For avoidance of doubt, you should not use port 80 unless you know what you are doing.
Extra options
Unicode domains
For Unicode domains you should send the Punycode of that domain.
IAB results
You can add a parameter &iab=1 or &iab=2 to receive the results in IAB format.
Google search
- When using protocol version w1/w11/w2/w21 the server will classify the search phrase.
- When using protocol version w3/w31/w4/w41 the server will try to fetch the search page and classify the content, but since Google block bots eventually the server will be blocked and the result will be Site under construction, if that happens, the protocol should be reverted to w1/w11/w2/w21.
HTTP/S Protocol for per call pricing
This protocol is used for deals that have X amount of queries per month or other timeframe. A reply can be immediate or it could take couple of seconds incase the server dynamically classifies a domain or a URL.
Request
Create a web request to the server in the form of:
https://app.url-classification.io/api.php?token=demo&apitype=geturlclassification&domain=
An example actual request would be:
https://app.url-classification.io/api.php?token=demo&apitype=geturlclassification&domain=ebay.com
Token
We provide the token parameter
Domain
Domain is the domain to get the URL Classification for, it should not include any / or trailing http:// or https://
URL Based request
For URL based classification send the full URL including the http:// or https:// prefix, also make sure that if it contains & or ? to url encode it.

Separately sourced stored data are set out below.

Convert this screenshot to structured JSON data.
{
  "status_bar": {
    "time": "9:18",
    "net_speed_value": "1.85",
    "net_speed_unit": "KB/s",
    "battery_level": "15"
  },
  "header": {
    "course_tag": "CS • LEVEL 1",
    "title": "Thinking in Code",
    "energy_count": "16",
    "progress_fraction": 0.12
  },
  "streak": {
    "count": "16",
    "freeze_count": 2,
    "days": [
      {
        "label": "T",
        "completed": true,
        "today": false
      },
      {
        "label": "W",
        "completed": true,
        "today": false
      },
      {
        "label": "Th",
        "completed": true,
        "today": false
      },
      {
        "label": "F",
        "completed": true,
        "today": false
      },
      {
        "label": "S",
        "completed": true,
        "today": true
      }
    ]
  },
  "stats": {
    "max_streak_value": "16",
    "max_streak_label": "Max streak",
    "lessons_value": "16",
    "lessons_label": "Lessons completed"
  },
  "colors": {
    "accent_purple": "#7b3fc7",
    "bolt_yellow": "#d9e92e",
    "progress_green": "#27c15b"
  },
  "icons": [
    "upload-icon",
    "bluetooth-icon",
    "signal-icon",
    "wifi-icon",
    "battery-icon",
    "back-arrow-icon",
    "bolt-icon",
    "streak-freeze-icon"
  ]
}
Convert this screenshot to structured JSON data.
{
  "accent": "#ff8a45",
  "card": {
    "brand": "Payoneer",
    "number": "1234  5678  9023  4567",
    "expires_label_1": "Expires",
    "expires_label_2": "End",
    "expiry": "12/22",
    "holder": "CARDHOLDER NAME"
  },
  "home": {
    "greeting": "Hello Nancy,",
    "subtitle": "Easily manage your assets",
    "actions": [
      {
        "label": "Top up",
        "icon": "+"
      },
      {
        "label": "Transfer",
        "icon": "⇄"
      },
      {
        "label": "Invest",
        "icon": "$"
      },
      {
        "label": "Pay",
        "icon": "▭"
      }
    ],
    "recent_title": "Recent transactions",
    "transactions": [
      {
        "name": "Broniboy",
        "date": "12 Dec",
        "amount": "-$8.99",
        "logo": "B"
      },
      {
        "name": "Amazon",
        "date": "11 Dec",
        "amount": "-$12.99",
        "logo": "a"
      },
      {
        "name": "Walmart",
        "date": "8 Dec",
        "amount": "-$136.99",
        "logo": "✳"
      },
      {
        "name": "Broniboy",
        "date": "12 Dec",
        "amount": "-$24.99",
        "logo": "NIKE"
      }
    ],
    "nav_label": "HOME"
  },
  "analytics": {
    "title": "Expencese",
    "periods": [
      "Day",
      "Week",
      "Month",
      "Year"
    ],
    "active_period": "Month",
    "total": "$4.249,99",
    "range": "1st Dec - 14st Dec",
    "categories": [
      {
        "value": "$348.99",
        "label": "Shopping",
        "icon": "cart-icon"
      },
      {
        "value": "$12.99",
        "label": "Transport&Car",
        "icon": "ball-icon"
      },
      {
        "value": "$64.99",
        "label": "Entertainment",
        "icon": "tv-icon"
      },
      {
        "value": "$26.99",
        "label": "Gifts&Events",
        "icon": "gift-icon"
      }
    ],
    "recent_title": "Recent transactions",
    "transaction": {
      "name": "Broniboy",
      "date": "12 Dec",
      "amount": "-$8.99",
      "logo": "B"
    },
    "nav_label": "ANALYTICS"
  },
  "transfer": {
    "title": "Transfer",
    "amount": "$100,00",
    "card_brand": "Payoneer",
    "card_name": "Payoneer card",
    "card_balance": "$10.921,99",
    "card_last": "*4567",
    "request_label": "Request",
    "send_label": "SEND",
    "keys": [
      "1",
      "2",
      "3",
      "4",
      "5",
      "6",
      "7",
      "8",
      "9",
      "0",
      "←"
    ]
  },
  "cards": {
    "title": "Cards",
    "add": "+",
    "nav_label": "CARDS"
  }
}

One URL Based query is considered as two domain queries.
Reply
Reply will be a JSON that contains both the ID and strings of the classification.
An reply for the previous example for ebay.com would be:
{"database":0,"category1":"67","category2":0,"category3":0,"category4":0,"categorytext1":"Shopping","categorytext2":"","categorytext3":"","categorytext4":"","responsecode":0}
Possible errors
Bad URL
Incase the URL was bad or something was incorrect, you will get the following reply:
{"noclassification":1,"responsecode":0}
Bad token
Incase the token doesn't exist, you will get the following reply:
{"responsecode":2}
Out of credits
If the user is out of credits, you will get the following reply:
{"responsecode":12}
Extra options
Unicode domains
For Unicode domains you should send the Punycode of that domain.
IAB results
You can add a parameter &iab=1 or &iab=2 to receive the results in IAB format.
Checking for available credits
You can check available credits by sending:
https://app.url-classification.io/api.php?token=demo&apitype=credits
Make sure to replace the demo token with your token.
The reply will be:
{"responsecode":0,"credits":1000}
Credits check does not change the available credits.